Just as the Zulu noun counter system is not the same as the Latin gender system (Lakoff), the case system and mood markers of Latin or Sanskrit do not line up with Tagalog "equivalent" structures where there are 5 different word order transformations depending on the focus of the sentence. Also, in many Austronesian languages – partly due to obscure morphophonological changes in the past – the form of the transformed verb is a lexical item and not something that children could easily recreate.
Thank you very much sir, this is REALLY helpful.
Explained very well. Thanks a lot. 🇵🇰
Profile/Base 9:30
Trajectory/Landmark 11:30
Thing 12:12
Relation 15:10
Entity 17:50
Construal 16:39
Schematicity 22:41
Sequential vs Summary Scanning 24:23
Unit 24:54
Conventionalization 29:11
Constituency 30:51
Elaboration / 'e-site' 32:58
Grounding 35:29
Fascinating explanation. Thank you so much!
Everything I've read and heard so far goes a bit like this: So, what is Cognitive Grammar? Response: ten paragraphs with definitions with the word cognitive in it. Bit like asking: What is a tree? Response: It's a tree bascially. I'll keep going though.
Amazing video. Thank you, Dr. Hilpert. I have read the two books by Langacker several times but tend to be lost in lines. The last time I read them was after I watched this video. Believe me, you have made my life much easier. Here I am, watching this video again because I am trying to popularize cognitive linguistics to middle school English teachers in China. To share some of my experience with you, when teaching a theory to people who have no linguistic background, I find it necessary to break the sequence of knowledge presented in the books. For example, it is actually easier for my students to understand cognitive grammar if I teach them something from Book II before I teach them things in Book I. I guess the structure of learning a subject is different from the structure of the knowledge in this subject. I hope I have expressed myself clearly.

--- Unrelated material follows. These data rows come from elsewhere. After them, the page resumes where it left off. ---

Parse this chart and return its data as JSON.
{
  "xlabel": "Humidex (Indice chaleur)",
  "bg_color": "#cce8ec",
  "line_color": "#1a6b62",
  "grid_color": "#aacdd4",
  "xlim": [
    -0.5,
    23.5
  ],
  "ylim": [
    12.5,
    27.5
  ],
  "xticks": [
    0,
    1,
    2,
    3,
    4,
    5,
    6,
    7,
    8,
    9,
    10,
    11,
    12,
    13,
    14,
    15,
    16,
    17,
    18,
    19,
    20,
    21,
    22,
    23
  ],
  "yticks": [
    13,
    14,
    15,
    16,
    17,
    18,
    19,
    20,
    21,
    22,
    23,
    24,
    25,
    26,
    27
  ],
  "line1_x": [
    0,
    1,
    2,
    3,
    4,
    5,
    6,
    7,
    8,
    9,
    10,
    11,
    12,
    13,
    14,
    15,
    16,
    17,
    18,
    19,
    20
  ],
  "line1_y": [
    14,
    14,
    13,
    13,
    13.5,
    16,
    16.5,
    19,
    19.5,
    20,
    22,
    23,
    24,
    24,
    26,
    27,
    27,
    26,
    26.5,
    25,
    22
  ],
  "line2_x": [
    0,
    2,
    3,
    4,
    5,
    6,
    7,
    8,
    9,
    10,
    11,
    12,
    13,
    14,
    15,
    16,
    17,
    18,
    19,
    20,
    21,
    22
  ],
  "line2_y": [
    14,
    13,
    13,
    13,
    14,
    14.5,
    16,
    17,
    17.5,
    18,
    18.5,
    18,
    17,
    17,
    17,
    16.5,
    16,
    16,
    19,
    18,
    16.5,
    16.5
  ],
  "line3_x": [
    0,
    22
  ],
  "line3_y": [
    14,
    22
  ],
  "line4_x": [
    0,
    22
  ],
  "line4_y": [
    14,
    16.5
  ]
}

Hi Mr.Hilpert, thank you for your amazing video, I learned a lot of concept from your courses!!!
I have a question, are "target" and "trajectory" same things? also "landmark" and "reference point" same things?
I often see similar diagrams, but the namings are different…
Thank you very much for the wonderful lecture. I'm in holidays now waiting my master in second language acquisition to begin so my professor recommended me to read the books 'foundations of cognitive grammar'. He told me that it is going to be such a tough work to comprehend the contents so I was a little bit scared to get started, but now I'm very motivated to start my journey! I will go to a bookstore tomorrow. Thank you as always, Dr. Hilpert. I appreciate your efforts.
Hello Mr. Hilpert, is it true that this video doesn't include the parts 'mental interactions' and 'action-chain sequences'? I would appreciate an explanation of these two categories. Thank you:)
You deserve so much more credit for these videos. I love what you do. Thank you.
I have a question and I'll be more glad if you answered or helped! So, I'm a pre-masters student and my professors – so unfortunately – are not helping as expected. So the question is: as a pre-master scholar, do I need to read all references concerning branches and approaches in linguistics? Or what should I do? Is it supposed to be only reading about the subject? Because I feel SO lost. Thanks!